I would almost say that in addition to rehearsing interview answers, you should also rehearse eating dinner and interviewing, sitting in a bathroom stall and finishing a conversation, or riding in a car and attempting to maintain an intelligent discussion with a complete stranger while, at the same time, traveling through a town you have never been to. For me, dinner tables and cars (and yes, bathroom stalls) are confessional and contemplative spaces.  I will muse about things in a car that I would never think of anywhere else. I will reveal my innermost fears while poking at a spinach salad. I will hum the Sponge Bob theme song in the stall. I will sigh and make mindless comments about the size of a ditch while gazing out the car window. I will also worry about eye contact, crumbs, indiscrete noises, tooth debris, and exhaustion.

I have a post on car rides, bathroom breaks, and dinners because these are the moments when you might let your guard down and forget you are being interviewed. But you are being interviewed every second of your campus visit. It’s not that search committees or department faculty consciously think about catching you off guard; it’s just that they will remember anything you say or do that had significance for them as they rank the candidates. Possibly sexist or racist comments, asides about their program or colleagues —  even how much you ate, how engaged you were, how polite you were, whether you started conversations or waited to be asked questions — are mentally noted. Faculty may let their guards down, too, and ask you question they shouldn’t, like if you have children or plan to, whether you have a partner, what your partner does for a living, what ethnicity you are, etc.

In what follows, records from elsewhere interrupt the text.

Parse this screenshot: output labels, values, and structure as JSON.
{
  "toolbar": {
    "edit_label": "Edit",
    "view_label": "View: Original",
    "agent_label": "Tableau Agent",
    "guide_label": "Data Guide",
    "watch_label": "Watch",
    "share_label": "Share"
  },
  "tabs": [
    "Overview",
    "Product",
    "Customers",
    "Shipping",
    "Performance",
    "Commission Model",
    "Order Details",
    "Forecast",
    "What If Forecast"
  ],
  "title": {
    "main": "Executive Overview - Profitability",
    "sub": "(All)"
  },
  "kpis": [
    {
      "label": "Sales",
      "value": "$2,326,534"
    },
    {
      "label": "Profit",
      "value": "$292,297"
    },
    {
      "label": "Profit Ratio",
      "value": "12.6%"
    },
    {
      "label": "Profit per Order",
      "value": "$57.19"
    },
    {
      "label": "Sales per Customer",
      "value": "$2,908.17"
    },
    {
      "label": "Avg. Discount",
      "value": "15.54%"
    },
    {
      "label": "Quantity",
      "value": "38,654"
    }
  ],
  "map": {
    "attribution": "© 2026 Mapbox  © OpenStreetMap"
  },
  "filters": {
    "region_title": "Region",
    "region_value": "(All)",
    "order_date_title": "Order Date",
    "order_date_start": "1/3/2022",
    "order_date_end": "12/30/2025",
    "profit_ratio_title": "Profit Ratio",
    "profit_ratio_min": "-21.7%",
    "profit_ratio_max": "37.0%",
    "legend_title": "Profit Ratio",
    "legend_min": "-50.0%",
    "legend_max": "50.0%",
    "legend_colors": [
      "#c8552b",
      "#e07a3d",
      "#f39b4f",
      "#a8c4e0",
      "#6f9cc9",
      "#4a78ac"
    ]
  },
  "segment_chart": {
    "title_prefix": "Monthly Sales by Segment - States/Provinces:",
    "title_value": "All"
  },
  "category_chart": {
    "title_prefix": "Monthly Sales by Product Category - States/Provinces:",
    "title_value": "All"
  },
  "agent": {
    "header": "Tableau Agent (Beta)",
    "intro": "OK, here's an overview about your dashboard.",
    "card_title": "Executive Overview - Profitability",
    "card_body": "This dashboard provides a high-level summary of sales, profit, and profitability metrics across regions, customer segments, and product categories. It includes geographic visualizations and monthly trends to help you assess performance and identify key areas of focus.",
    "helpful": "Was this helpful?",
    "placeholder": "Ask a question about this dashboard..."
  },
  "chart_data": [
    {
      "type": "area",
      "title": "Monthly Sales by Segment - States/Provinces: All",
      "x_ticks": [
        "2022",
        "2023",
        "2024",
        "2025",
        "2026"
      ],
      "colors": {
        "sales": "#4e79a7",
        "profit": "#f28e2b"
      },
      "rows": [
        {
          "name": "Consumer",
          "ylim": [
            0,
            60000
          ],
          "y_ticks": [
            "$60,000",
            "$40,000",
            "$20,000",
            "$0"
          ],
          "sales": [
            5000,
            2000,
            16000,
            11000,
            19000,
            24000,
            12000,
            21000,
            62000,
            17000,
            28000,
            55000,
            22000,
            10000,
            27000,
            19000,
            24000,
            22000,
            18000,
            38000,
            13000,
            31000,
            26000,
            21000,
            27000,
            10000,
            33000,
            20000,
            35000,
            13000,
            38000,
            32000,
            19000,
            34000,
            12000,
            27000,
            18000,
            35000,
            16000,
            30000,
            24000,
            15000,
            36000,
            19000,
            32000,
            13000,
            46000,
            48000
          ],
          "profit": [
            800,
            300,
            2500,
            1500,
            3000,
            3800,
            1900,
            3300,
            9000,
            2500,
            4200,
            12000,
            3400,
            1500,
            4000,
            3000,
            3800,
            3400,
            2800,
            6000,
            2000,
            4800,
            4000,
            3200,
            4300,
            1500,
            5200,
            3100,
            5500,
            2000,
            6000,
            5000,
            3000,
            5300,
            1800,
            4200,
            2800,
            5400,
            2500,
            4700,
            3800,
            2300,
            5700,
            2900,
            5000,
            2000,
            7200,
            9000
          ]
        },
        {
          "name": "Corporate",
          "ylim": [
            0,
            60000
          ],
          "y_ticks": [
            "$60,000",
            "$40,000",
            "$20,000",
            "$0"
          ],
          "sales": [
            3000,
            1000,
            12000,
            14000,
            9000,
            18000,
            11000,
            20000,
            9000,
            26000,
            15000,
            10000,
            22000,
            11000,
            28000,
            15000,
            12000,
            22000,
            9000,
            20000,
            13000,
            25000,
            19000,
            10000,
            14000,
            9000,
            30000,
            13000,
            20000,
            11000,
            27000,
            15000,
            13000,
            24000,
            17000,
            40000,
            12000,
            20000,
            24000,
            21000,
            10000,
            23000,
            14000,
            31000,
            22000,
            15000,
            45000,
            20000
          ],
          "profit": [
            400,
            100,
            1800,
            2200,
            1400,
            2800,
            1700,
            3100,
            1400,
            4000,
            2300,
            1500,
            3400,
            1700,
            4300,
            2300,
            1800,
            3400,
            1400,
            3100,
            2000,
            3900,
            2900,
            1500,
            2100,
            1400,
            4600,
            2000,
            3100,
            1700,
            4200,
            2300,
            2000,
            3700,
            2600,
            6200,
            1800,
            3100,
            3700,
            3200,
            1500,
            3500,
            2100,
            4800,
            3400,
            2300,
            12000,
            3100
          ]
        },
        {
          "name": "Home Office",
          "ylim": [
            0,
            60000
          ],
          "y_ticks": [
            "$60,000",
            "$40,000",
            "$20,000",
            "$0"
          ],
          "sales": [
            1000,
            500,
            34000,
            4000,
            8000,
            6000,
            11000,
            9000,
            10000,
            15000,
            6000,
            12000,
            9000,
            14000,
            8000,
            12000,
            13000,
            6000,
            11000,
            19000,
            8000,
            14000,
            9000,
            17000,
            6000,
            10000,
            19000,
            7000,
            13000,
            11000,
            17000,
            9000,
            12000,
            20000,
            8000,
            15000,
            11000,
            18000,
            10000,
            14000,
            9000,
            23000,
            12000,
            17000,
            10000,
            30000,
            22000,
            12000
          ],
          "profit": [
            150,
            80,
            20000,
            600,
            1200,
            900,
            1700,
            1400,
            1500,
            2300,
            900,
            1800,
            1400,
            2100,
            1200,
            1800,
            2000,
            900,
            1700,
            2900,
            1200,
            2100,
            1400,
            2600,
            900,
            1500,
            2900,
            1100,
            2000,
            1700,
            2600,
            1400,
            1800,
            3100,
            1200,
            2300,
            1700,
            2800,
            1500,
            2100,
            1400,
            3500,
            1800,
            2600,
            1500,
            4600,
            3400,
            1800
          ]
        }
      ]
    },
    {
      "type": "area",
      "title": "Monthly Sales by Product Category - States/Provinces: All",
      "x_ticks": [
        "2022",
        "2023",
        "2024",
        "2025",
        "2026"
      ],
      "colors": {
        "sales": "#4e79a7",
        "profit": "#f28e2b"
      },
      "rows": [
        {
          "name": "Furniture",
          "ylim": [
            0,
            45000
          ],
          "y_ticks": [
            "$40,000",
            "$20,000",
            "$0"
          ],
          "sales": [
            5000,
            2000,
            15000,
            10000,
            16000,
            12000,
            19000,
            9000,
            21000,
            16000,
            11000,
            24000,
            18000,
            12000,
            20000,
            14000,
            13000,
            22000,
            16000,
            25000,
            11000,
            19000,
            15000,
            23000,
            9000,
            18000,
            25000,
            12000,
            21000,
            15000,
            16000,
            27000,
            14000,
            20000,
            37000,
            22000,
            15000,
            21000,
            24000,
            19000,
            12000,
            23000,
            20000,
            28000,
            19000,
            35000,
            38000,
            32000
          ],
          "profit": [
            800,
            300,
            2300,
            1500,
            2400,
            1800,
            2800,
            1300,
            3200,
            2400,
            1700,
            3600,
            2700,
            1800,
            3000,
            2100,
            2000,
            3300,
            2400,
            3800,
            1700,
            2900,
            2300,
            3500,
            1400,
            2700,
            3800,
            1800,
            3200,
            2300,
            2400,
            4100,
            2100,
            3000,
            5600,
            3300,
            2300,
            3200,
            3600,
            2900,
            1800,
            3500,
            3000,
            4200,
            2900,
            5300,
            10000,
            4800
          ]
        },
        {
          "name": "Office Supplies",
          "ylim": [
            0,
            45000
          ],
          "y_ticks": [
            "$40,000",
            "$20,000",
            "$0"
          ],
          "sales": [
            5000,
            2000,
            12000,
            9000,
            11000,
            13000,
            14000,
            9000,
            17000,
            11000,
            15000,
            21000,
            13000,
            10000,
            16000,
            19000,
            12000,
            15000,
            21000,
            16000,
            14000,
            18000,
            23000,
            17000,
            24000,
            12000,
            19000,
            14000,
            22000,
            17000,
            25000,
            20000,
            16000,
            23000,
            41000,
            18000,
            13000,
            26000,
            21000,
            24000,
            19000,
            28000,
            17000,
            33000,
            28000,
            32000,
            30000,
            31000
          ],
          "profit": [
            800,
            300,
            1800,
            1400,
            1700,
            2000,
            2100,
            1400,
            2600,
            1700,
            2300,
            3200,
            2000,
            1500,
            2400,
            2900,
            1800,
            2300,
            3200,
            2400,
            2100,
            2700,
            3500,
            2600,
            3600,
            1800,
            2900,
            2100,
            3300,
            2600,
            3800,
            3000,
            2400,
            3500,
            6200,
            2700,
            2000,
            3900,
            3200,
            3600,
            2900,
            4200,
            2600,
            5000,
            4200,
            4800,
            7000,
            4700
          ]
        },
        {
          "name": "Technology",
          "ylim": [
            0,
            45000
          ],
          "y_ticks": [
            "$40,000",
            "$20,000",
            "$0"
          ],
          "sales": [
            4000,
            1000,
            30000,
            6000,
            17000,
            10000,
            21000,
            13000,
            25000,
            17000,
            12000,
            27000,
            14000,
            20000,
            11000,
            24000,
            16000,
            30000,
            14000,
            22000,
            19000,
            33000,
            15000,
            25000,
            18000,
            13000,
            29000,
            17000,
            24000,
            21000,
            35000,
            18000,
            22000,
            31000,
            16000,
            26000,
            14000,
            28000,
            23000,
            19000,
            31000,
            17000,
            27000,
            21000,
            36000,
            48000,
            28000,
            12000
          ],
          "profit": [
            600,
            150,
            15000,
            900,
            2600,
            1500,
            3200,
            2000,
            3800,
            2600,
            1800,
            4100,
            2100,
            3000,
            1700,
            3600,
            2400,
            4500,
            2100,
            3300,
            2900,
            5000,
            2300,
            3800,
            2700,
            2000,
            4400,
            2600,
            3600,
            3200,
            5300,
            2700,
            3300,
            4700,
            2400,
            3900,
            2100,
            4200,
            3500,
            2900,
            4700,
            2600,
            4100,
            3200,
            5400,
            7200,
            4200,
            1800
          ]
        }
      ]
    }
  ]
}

Also important to remember is that while department faculty and search committees can become great friends down the road if you get the job, don’t instantly think that you made great friends at the campus visit and so they owe you anything. When I was on a search committee I genuinely liked several candidates we interviewed and could imagine myself having a great time getting to know them professionally, and that was important. Yet they and I both needed to remember that that’s only part of the equation. So, don’t take it personally if you were turned down for a job when you thought you had made some instant friends. And don’t hesitate to keep in touch with those contacts if you genuinely were interested in one another’s research or teaching.

One last comment. As far as conversation goes, I always feared that car rides and meals would “use up” all the questions I had prepared for later. After my first campus visit, though, I learned a valuable lesson: first, it’s OK to repeat questions to different groups! And second, I compiled separate questions for car rides and for those interviews that would take place when not in motion, such as at a conference table. Basically, I had questions about the community, cultural events, social stuff to ask in more casual environments and more job-centered questions to ask during the formal interviews. I also learned how to “plant” certain information during car rides and dinners that I hoped would surface during another part of the day’s activities. One of the happiest moments of my life was when, during the Q & A after my research talk, my “driver” asked me a question about a topic I had told mentioned during the car ride.